Consumers who are contacted by debt collectors should know that those collectors are governed by various rules, including:

• Debt collectors are limited to contacting a person only between 8 a.m. and 9 p.m. They may not contact someone at his or her job if the debt collectors are aware that an employer prohibits personal calls.

• A debt collector is prohibited from harassing, intimidating, threatening or embarrassing a debtor in any way while attempting to collect a debt.

• A collector may not threaten to take legal action if that action is not an actual option for the collector, nor can the collector threaten to take any action that he or she does not intend to take.

• Debt collectors are prohibited from making false or misleading statements, such as falsely associating themselves with government offices or credit bureaus. They are not allowed to use false threats of imprisonment or criminal charges.

• Debt collectors are allowed only to discuss a debt with the debtor, the debtor’s attorney, a credit bureau, the creditor or the creditor’s attorney. While debt collectors may contact others to determine where the debtor lives or works, they may not disclose that someone owes a debt.

For consumers who want a debt collector to stop contacting them, consumers may make the request to the collector via certified mail. At that point, the collector may only contact a consumer to confirm receipt of the request or to inform the consumer that further action, such as a lawsuit, will be taken.

In addition, debt collectors must send a “validation notice” to consumers within five days of a collection call. Consumers are entitled to be provided with validation of a debt before collectors may take additional action to collect a debt.
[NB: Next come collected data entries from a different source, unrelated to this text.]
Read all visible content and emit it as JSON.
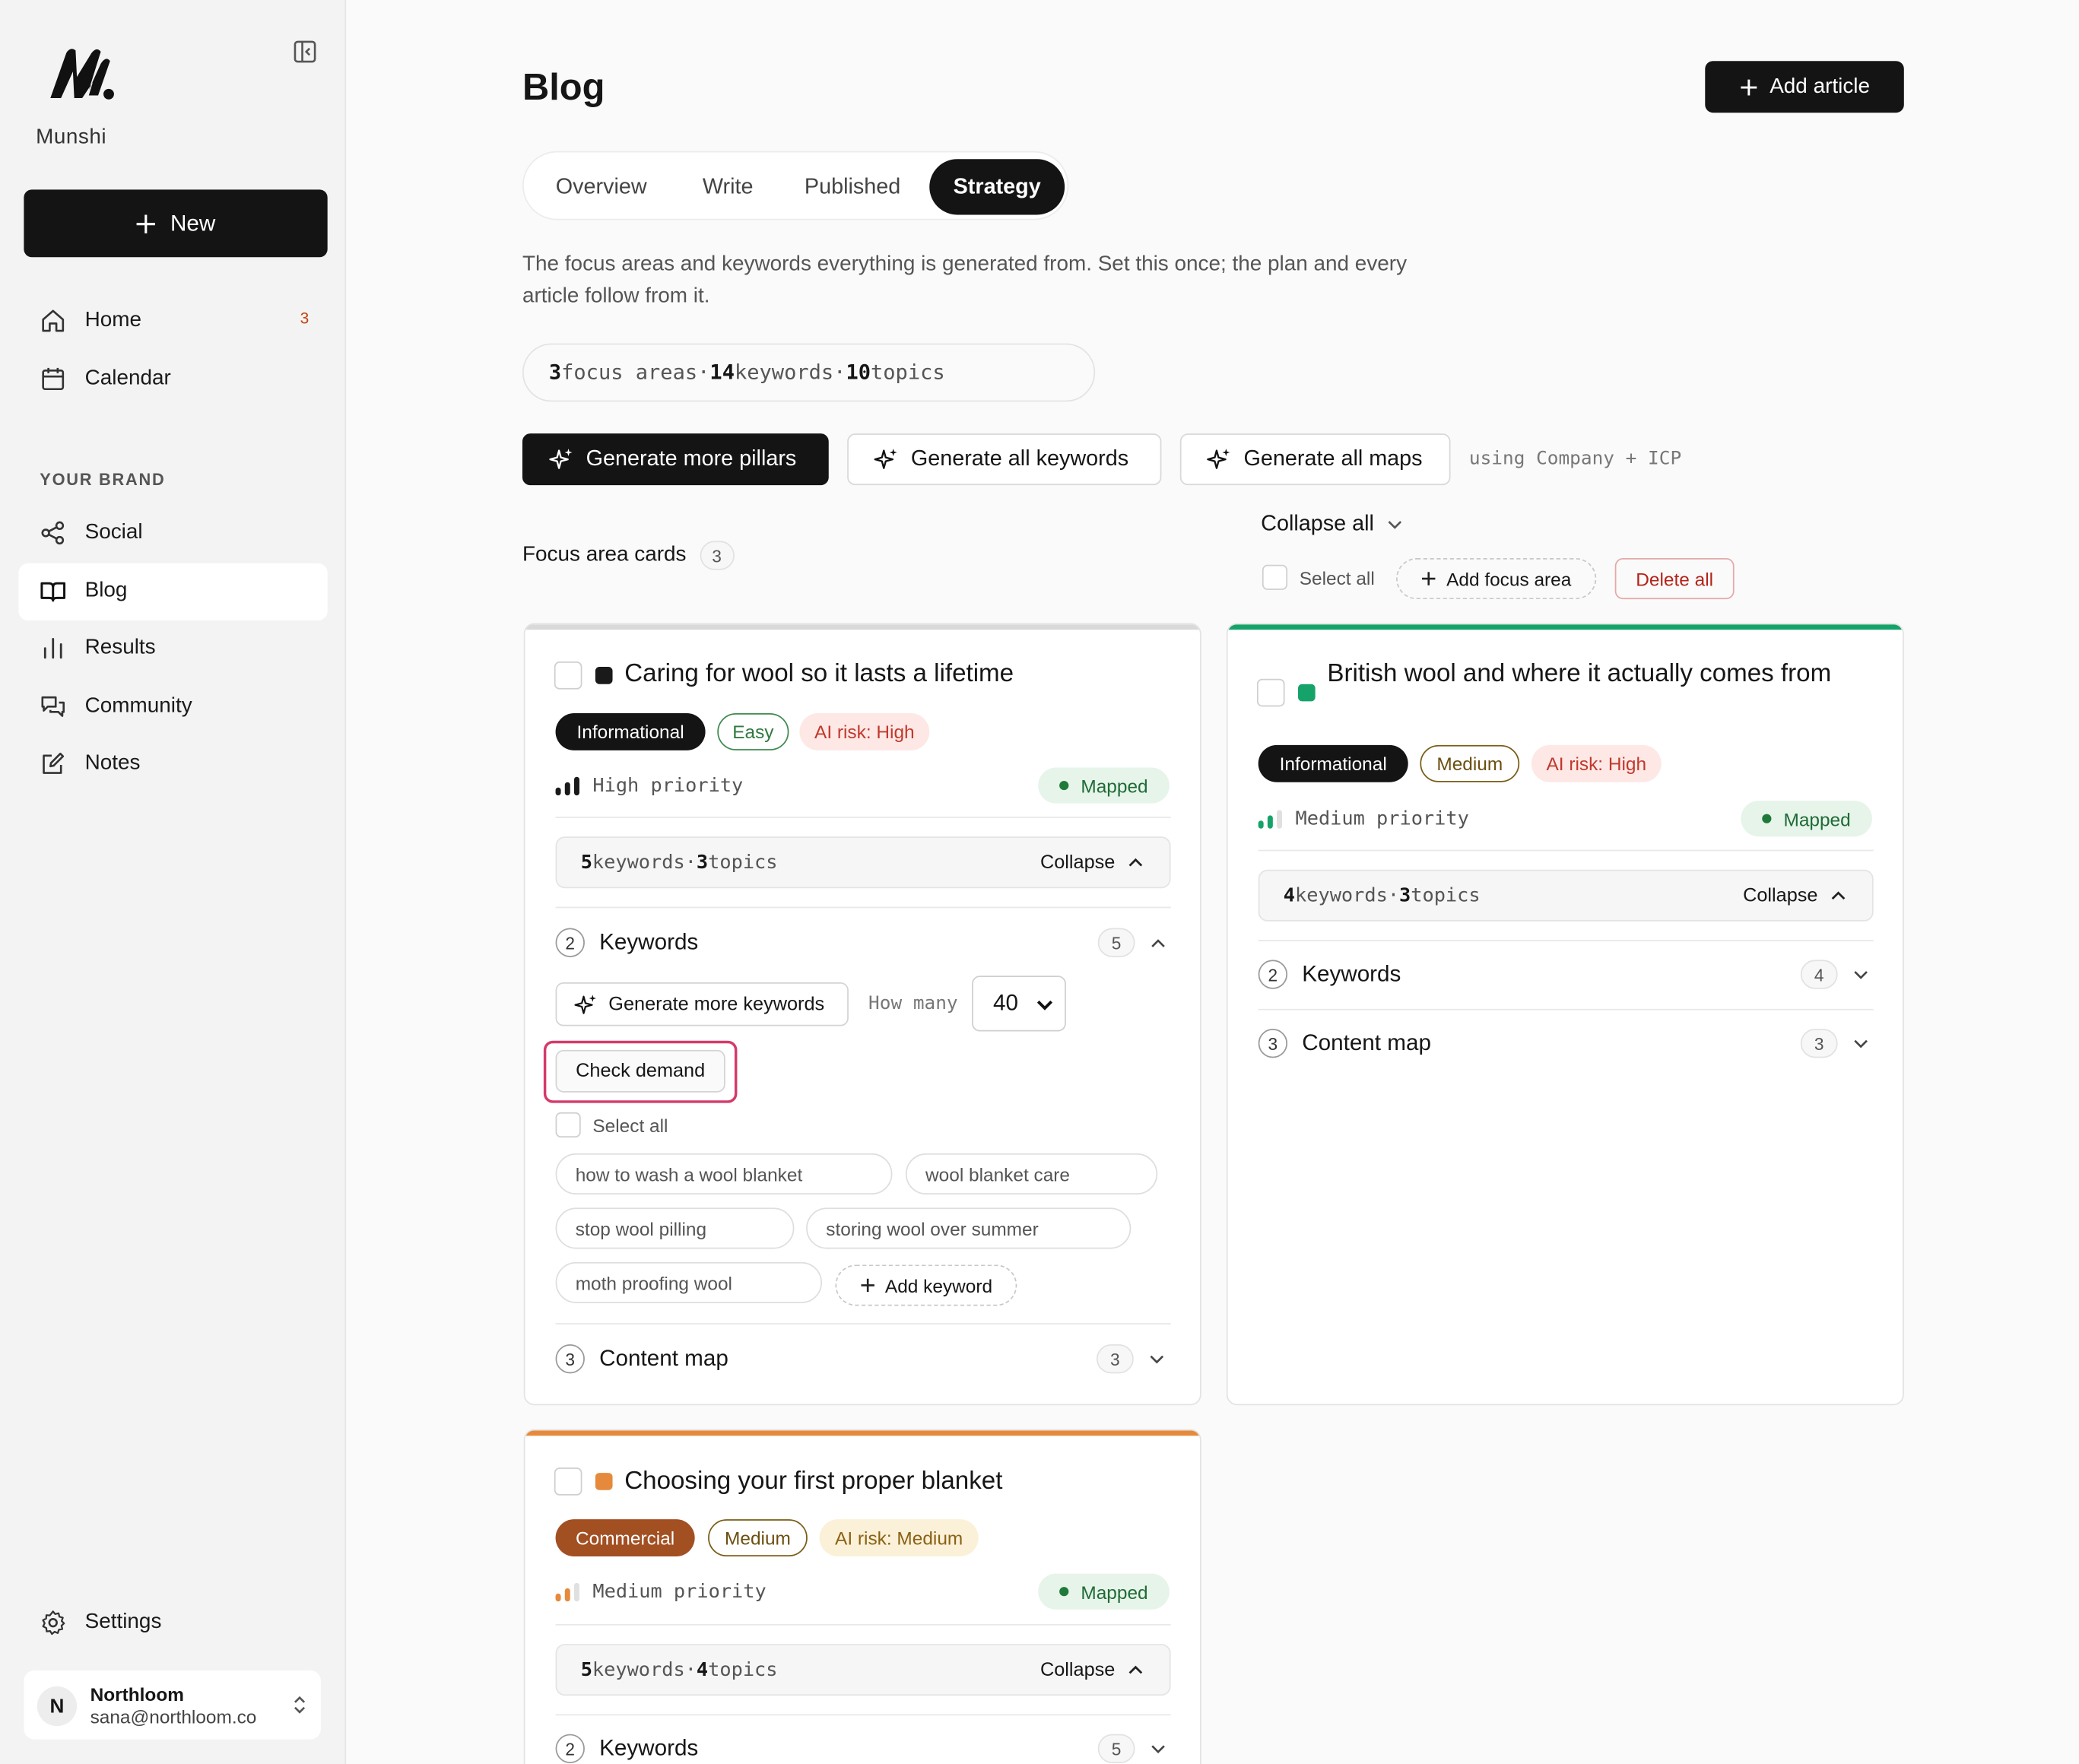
{
  "brand": {
    "name": "Munshi"
  },
  "sidebar": {
    "new_label": "New",
    "nav": [
      {
        "label": "Home",
        "badge": "3"
      },
      {
        "label": "Calendar"
      }
    ],
    "section_label": "YOUR BRAND",
    "brand_nav": [
      {
        "label": "Social"
      },
      {
        "label": "Blog",
        "active": true
      },
      {
        "label": "Results"
      },
      {
        "label": "Community"
      },
      {
        "label": "Notes"
      }
    ],
    "settings_label": "Settings",
    "account": {
      "initial": "N",
      "name": "Northloom",
      "email": "sana@northloom.co"
    }
  },
  "header": {
    "title": "Blog",
    "add_article_label": "Add article"
  },
  "tabs": [
    {
      "label": "Overview"
    },
    {
      "label": "Write"
    },
    {
      "label": "Published"
    },
    {
      "label": "Strategy",
      "active": true
    }
  ],
  "description": "The focus areas and keywords everything is generated from. Set this once; the plan and every article follow from it.",
  "stats": {
    "focus_areas": "3",
    "focus_areas_label": "focus areas",
    "keywords": "14",
    "keywords_label": "keywords",
    "topics": "10",
    "topics_label": "topics",
    "separator": "·"
  },
  "actions": {
    "generate_pillars": "Generate more pillars",
    "generate_keywords": "Generate all keywords",
    "generate_maps": "Generate all maps",
    "using_note": "using Company + ICP"
  },
  "toolbar": {
    "collapse_all": "Collapse all",
    "section_title": "Focus area cards",
    "section_count": "3",
    "select_all": "Select all",
    "add_focus_area": "Add focus area",
    "delete_all": "Delete all"
  },
  "cards": [
    {
      "title": "Caring for wool so it lasts a lifetime",
      "accent": "#d9d9d9",
      "dot_color": "#1a1a1a",
      "intent": "Informational",
      "difficulty": "Easy",
      "ai_risk": "AI risk: High",
      "priority": "High priority",
      "priority_level": 3,
      "priority_color": "#1a1a1a",
      "status": "Mapped",
      "keyword_count": "5",
      "keyword_label": "keywords",
      "topic_count": "3",
      "topic_label": "topics",
      "toggle_label": "Collapse",
      "keywords_section": {
        "num": "2",
        "label": "Keywords",
        "count": "5"
      },
      "generate_label": "Generate more keywords",
      "how_many_label": "How many",
      "how_many_value": "40",
      "check_demand_label": "Check demand",
      "select_all_label": "Select all",
      "keywords": [
        "how to wash a wool blanket",
        "wool blanket care",
        "stop wool pilling",
        "storing wool over summer",
        "moth proofing wool"
      ],
      "add_keyword_label": "Add keyword",
      "content_map_section": {
        "num": "3",
        "label": "Content map",
        "count": "3"
      }
    },
    {
      "title": "British wool and where it actually comes from",
      "accent": "#16a36a",
      "dot_color": "#16a36a",
      "intent": "Informational",
      "difficulty": "Medium",
      "ai_risk": "AI risk: High",
      "priority": "Medium priority",
      "priority_level": 2,
      "priority_color": "#16a36a",
      "status": "Mapped",
      "keyword_count": "4",
      "keyword_label": "keywords",
      "topic_count": "3",
      "topic_label": "topics",
      "toggle_label": "Collapse",
      "keywords_section": {
        "num": "2",
        "label": "Keywords",
        "count": "4"
      },
      "content_map_section": {
        "num": "3",
        "label": "Content map",
        "count": "3"
      }
    },
    {
      "title": "Choosing your first proper blanket",
      "accent": "#e58a3c",
      "dot_color": "#e58a3c",
      "intent": "Commercial",
      "difficulty": "Medium",
      "ai_risk": "AI risk: Medium",
      "priority": "Medium priority",
      "priority_level": 2,
      "priority_color": "#e58a3c",
      "status": "Mapped",
      "keyword_count": "5",
      "keyword_label": "keywords",
      "topic_count": "4",
      "topic_label": "topics",
      "toggle_label": "Collapse",
      "keywords_section": {
        "num": "2",
        "label": "Keywords",
        "count": "5"
      }
    }
  ]
}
Consumers who believe a debt collector is in violation of the law should document any communications with the collector and file a report with the Attorney General’s Office, the Federal Trade Commission (www.ftc.gov) or the Arkansas State Board of Collection Agencies (www.asbca.org).

Consumers may sue a collector in state or federal court up to one year after the date the law was violated. But consumers should remember that even if a collector is found to have violated the law, the consumer remains responsible for the debt if the debt is legitimate.